Dalle origini al Duecento   versione testuale

Filippo Murri, 'Vescovi ed Arcivescovi dell'Aquila', ed. Arcidiocesi dell'Aquila, L'Aquila 1997 - testo web a cura di Luca Capannolo

L’attuale arcidiocesi dell’Aquila occupa quello che era lo spazio geografico delle ex diocesi di Amiternum (S. Vittorino), Pitinum (Pettino) e Forcona (Civita di Bagno).
 
La diocesi di Amiternum nasce attorno alla tomba del martire Vittorino, esiliato ad Amiternum e martirizzato a Cotilia sotto l’imperatore Nerva. Il corpo del martire riposa nelle catacombe della parrocchiale di S. Michele Arcangelo della frazione di S. Vittorino. Questa figura leggendaria e storicamente poco definibile dà l’inizio alla serie discontinua e incompleta dei probabili vescovi amiternini. 
Subito dopo Vittorino, viene il vescovo Quodvultdeus, che propaga il culto del suo predecessore costruendone la tomba, uno dei più raffinati esempi di arte paleocristiana.
Gregorio Magno ricorda un certo Castorio
Nel 499 compare Valentino, citato come vescovo di Amiternum, tra coloro che sottoscrivono il sinodo romano indetto da papa Simmaco. 
A Valentino succede Ceteo (?-13 giugno 597). Una antica passio narra del martirio a cui fu condannato il vescovo amiternino dal capo longobardo Ambone, infatti accusato di tradimento il presule fu gettato nel fiume Aterno con una pietra al collo. Il suo corpo viene poi ritrovato alla foce del fiume dove ora sorge Pescara, città di cui è patrono.
Dopo Ceteo si ricorda un certo Leonzio, del quale si sa con certezza che era il fratello del pontefice Stefano II.
L’ultimo vescovo di cui si hanno notizie certe è Lodovico, che prende parte al Concilio Romano del 1069, occasione in cui lo scolastico Berengario di Tours abiura le sue idee, che negavano la transustanziazione, e ritorna all’ortodossia cattolica.
Dopo la morte di Lodovico, non avendo più un vescovo proprio, le chiese amiternine entrano a far parte della giurisdizione reatina, da cui si separano solo con la fondazione dell’Aquila e l’istituzione della diocesi aquilana.
 
Le notizie storiche riguardo la diocesi di Pitinum sono scarse e frammentarie. Con certezza si può dire che questa piccola sede episcopale si trovava tra le due diocesi più grandi di Amiternum e Forcona e che nel 499 era governata da Romano. Ben presto questa diocesi viene inglobata e segue le sorti della vicina diocesi amiternina.
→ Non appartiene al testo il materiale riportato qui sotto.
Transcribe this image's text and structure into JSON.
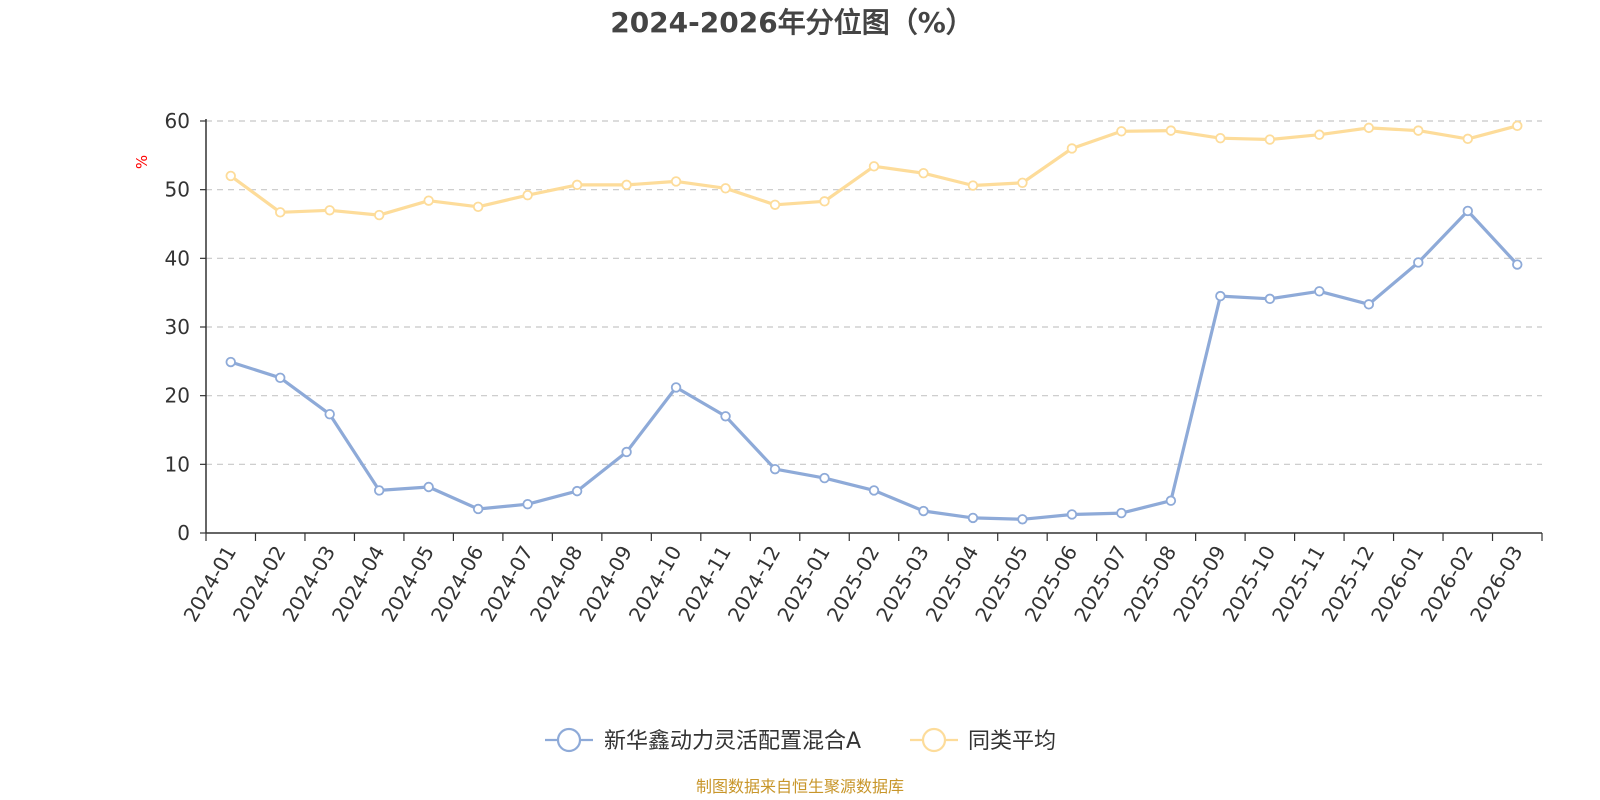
{
  "chart_data": {
    "type": "line",
    "title": "2024-2026年分位图（%）",
    "ylabel": "%",
    "xlabel": "",
    "ylim": [
      0,
      60
    ],
    "yticks": [
      0,
      10,
      20,
      30,
      40,
      50,
      60
    ],
    "grid": true,
    "legend_position": "bottom-center",
    "categories": [
      "2024-01",
      "2024-02",
      "2024-03",
      "2024-04",
      "2024-05",
      "2024-06",
      "2024-07",
      "2024-08",
      "2024-09",
      "2024-10",
      "2024-11",
      "2024-12",
      "2025-01",
      "2025-02",
      "2025-03",
      "2025-04",
      "2025-05",
      "2025-06",
      "2025-07",
      "2025-08",
      "2025-09",
      "2025-10",
      "2025-11",
      "2025-12",
      "2026-01",
      "2026-02",
      "2026-03"
    ],
    "series": [
      {
        "name": "新华鑫动力灵活配置混合A",
        "color": "#8eaad8",
        "values": [
          24.9,
          22.6,
          17.3,
          6.2,
          6.7,
          3.5,
          4.2,
          6.1,
          11.8,
          21.2,
          17.0,
          9.3,
          8.0,
          6.2,
          3.2,
          2.2,
          2.0,
          2.7,
          2.9,
          4.7,
          34.5,
          34.1,
          35.2,
          33.3,
          39.4,
          46.9,
          39.1
        ]
      },
      {
        "name": "同类平均",
        "color": "#fddc9a",
        "values": [
          52.0,
          46.7,
          47.0,
          46.3,
          48.4,
          47.5,
          49.2,
          50.7,
          50.7,
          51.2,
          50.2,
          47.8,
          48.3,
          53.4,
          52.4,
          50.6,
          51.0,
          56.0,
          58.5,
          58.6,
          57.5,
          57.3,
          58.0,
          59.0,
          58.6,
          57.4,
          59.3
        ]
      }
    ],
    "source": "制图数据来自恒生聚源数据库"
  }
}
La diocesi di Forcona si sviluppa attorno al culto e alla cattedrale del martire Massimo, di cui oggi rimangono alcuni ruderi nelle vicinanze di Civita di Bagno. Di questa diocesi si tramandano i nomi di tre presuli, vissuti in epoche molto lontane.
Ceso (sec. X), uno dei primi vescovi, ha l’onore di ospitare nella sua città papa Giovanni XII e l’imperatore Ottone I, venuti nel capoluogo vestino per rendere omaggio alle spoglie del martire Massimo.Raniero, santo patrono della odierna Civita di Bagno, viene tanto lodato da papa Alessandro II per la corretta amministrazione dei beni ecclesiastici.
Berardo da Padula di cui si parlerà in seguito.